Europe is incredible in that it is small but incredibly diverse. Home to 44 countries (according to the U.N.) and mostly open borders, it is just waiting to be explored by locals and tourists from other parts of the world alike. For us Europeans, what better way is there to escape the humdrum everyday life than to pop across the border and check on our neighbors?
Germany borders as many countries as there are states in Austria: nine. One of them are the Netherlands. Living in Berlin, it seems rather far away, but as a matter of fact, only about 650 kilometers of road separate the German from the Dutch capital. So I decided to pop over for a weekend.
I left Berlin on Friday evening by Flixbus, which took me by way of Bremen and several smaller cities to Amsterdam Sloterdijk station, where I arrived in the morning after around 11 hours on the road.
October isn’t the best time for travel in Central Europe and especially not Amsterdam, but a little rain won’t do me any harm.
After meeting up with my friends, I headed into town. I had been in Amsterdam around five times prior to this so we didn’t spend too much time sightseeing. Here are some impressions of what I did see, despite the bad weather hurrying us along:
In the evening, we took the train from Amsterdam to Den Haag, where my friends live, and where I would stay for the night. The train ride is not very long – no train distance in the Netherlands is very long. The country is only about 250 km long and 150 km wide.
The next day, the weather was considerably better. We grasped the opportunity and, in true Dutch fashion, took bikes to go to the dunes at the beach. Artificially created, they are part of the elaborate efforts by the Netherlands to protect their country against the forces of the sea and the winter storms that batter the coast with wind speeds up to 200 km/h for half the year. They do make for a very nice area to spend free time, catch some fresh air and even have ice cream on such a mild October day.
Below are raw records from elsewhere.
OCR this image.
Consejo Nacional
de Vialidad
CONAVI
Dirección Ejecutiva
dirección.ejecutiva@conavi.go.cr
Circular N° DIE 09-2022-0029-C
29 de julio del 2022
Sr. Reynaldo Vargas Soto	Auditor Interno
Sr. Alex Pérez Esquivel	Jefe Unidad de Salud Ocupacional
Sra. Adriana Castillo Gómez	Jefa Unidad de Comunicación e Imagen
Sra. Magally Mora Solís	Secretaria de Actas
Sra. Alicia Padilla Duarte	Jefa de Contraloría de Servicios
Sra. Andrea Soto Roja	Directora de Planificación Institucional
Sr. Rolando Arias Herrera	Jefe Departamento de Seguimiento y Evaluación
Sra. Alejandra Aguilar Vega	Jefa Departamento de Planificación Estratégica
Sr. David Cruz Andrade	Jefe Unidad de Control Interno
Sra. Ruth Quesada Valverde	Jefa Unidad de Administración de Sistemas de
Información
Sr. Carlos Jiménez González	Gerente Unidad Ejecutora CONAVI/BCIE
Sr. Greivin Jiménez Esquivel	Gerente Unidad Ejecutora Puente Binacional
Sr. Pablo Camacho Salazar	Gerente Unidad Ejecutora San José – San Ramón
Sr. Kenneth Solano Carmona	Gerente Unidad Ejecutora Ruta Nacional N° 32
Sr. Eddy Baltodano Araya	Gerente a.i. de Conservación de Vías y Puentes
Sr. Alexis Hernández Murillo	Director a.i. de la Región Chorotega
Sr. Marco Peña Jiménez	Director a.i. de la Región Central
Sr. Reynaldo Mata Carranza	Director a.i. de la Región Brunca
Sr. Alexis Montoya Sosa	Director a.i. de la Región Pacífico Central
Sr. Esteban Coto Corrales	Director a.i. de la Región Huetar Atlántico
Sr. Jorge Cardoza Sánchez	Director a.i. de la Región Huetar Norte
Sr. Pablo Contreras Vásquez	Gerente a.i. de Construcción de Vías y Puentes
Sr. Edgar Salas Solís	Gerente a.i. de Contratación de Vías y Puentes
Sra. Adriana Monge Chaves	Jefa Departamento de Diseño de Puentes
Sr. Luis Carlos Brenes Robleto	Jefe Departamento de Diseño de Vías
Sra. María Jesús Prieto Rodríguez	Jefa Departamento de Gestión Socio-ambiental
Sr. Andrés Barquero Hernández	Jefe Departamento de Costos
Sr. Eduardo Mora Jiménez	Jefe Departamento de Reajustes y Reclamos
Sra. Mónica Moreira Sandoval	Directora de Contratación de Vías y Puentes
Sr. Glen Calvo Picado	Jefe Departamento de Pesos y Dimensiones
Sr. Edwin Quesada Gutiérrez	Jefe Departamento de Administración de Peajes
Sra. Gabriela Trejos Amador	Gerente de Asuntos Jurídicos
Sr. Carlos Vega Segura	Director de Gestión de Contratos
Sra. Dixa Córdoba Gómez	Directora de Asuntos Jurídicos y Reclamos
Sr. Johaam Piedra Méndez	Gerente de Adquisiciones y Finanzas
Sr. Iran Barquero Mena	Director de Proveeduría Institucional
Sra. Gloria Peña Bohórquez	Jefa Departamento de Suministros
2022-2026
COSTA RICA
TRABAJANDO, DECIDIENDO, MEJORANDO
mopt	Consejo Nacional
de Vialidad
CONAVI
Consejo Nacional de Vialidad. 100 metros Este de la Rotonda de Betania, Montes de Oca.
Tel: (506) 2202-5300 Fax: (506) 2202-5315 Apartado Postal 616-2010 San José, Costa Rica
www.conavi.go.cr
After two days in the Netherlands, it was time to leave again. On Sunday evening, I boarded the FlixBus from Den Haag which would take me directly all the way back to Berlin, all the way back across northern Germany. I arrived home in the early morning of my birthday – but didn’t have enough time even to go home: I went directly from the bus station to school.
This only goes to prove that it is in fact possible – and very worth it – to travel around Europe in just one weekend’s time, even without booking flights.